Hi Ethan,
Sorry for the slow reply!
every additional hurdle that you put between a data provider and them releasing their data decreases the chance that they will share it at all and increases the chance that if they do they will dump completely uncurated and undocumented data on the web
Yeah, I do get this. (I spent a couple of years working in academic research data sharing, and a couple more in government data sharing). And I do agree there’s a lot of value in improving sub-standard data and republishing it. I’m just not convinced that making Data Package itself serve that purpose is the right move - it directly contradicts the “Simplicity” design goal (and probably the “Focused” and “Web-oriented” ones too), after all. Instead, I think some related spec (“Messy Data Transforms”?) could describe what’s required to turn an existing dataset into a nice, clean Data Package without overly complicating that latter spec.
My impression is that this is not the primary use case based on the emphasis on developing tooling across languages and the use of JSON (instead of something more human readable and writeable, e.g., YAML)
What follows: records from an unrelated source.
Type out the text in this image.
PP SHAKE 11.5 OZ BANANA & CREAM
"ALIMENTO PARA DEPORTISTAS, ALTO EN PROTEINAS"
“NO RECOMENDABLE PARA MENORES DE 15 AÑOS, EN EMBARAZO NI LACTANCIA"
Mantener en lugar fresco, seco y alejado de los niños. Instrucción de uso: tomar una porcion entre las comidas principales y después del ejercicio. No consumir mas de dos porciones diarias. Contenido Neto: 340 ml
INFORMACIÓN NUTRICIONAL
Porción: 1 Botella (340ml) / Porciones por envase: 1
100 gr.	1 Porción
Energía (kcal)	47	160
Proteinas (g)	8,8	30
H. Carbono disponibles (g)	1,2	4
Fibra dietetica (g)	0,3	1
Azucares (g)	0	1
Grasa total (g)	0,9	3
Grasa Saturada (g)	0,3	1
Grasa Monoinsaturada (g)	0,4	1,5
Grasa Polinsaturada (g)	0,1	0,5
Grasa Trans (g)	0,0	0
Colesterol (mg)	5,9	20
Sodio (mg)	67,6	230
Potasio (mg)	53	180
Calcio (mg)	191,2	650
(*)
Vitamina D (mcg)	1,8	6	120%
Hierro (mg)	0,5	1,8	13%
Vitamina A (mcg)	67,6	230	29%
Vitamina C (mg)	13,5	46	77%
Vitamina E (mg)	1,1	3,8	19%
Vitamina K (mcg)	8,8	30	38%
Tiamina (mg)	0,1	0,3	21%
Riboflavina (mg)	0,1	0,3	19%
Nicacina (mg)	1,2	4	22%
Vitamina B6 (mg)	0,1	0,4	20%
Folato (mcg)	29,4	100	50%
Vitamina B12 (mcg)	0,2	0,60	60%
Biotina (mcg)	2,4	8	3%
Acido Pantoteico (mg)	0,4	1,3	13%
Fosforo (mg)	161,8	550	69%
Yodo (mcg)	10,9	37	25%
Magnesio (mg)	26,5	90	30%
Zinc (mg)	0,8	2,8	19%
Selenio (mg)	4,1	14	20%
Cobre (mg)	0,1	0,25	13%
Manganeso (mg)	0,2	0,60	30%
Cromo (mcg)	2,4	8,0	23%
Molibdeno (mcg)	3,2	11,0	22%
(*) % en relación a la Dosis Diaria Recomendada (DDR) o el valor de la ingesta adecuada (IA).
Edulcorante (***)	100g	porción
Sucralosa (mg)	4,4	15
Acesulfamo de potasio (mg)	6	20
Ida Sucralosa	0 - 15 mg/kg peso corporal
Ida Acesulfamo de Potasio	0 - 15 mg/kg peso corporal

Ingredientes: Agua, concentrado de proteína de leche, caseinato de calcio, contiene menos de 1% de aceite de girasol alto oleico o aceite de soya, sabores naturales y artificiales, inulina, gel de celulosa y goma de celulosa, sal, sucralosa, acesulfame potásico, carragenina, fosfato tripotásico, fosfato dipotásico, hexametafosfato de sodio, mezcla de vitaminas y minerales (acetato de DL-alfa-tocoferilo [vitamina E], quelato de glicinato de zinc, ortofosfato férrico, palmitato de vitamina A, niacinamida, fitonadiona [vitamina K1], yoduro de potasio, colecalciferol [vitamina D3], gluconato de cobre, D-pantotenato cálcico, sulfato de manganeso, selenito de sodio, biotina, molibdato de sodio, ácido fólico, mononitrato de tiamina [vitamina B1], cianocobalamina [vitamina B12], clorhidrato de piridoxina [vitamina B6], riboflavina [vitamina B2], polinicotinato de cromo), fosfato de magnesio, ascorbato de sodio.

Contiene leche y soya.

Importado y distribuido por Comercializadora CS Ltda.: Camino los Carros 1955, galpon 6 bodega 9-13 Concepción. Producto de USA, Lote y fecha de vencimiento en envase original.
Maybe neither of us are super clear on the use cases My understanding was that humans can access the files inside the data package with their existing tools without necessarily worrying about the contents of the datapackage.json - but it’s there so that other tools can interoperate at a higher level. So, you can open a CSV file in Excel if you’re used to that, but you can also use a special library to open it in Python, and you’ll have the benefit of data types, descriptions etc.
FWIW, I much prefer JSON over YAML for authoring. YAML is actually pretty atrocious due to its incredible complexity (example), and the syntactic choices around lists and objects/hashes. I’ve had to use it a few times for things like Salt, and found it incredibly painful and error prone, whereas writing JSON is simple to get right. It’s easy to validate a JSON file by eye, whereas YAML is essentially impossible.
It seems to me that part of frictionless here is “the data easily ends up in the projection I need”.
Yes, I’m not sure what you’re arguing for here. People who have specific projection needs will know how to do the projection. But for non-GIS people, EPSG:4326 is likely to be the right choice, for loading data into a web map, for instance.
My impression of the really simple version being discussed at the moment is that it’s basically a little bit of metadata on top of GeoJSON, except storing the data in csv. If that’s the case I guess I’m confused as to why the best approach isn’t just to use GeoJSON (a well established standard) and the package could be a few lines of metadata and a link to a GeoJSON file
Why not just GeoJSON instead of CSV? Because it makes point data (and all its attributes) utterly inaccessible to anyone using non-spatial tools such as Excel. Most spatial tools support CSV (although the lack of standardisation is annoying). Zero non-spatial tools support GeoJSON.
And in many cases, “point data” is really just tabular data that happens to have a location. For instance, event permits around the city have lots of interesting data, and location is just one of them. Similarly wildlife sightings. Car accidents. Tweets. etc. (This seems to be less true of line and vector data, where the geometry is the data).
What I’m leaning towards:
- Point data: publish as Tabular Data Package (CSV) with a bit of extra location metadata, and optionally also include the data as GeoJSON.
- Simple vector data (lines, polygons): publish as Data Package containing a GeoJSON, plus a bit of extra location metadata, and optionally, schema metadata (describing the fields).
- Complex spatial data (raster, coverages, multi-layered stuff that doesn’t suit GeoJSON, data where projections are crucial for some reason): not sure.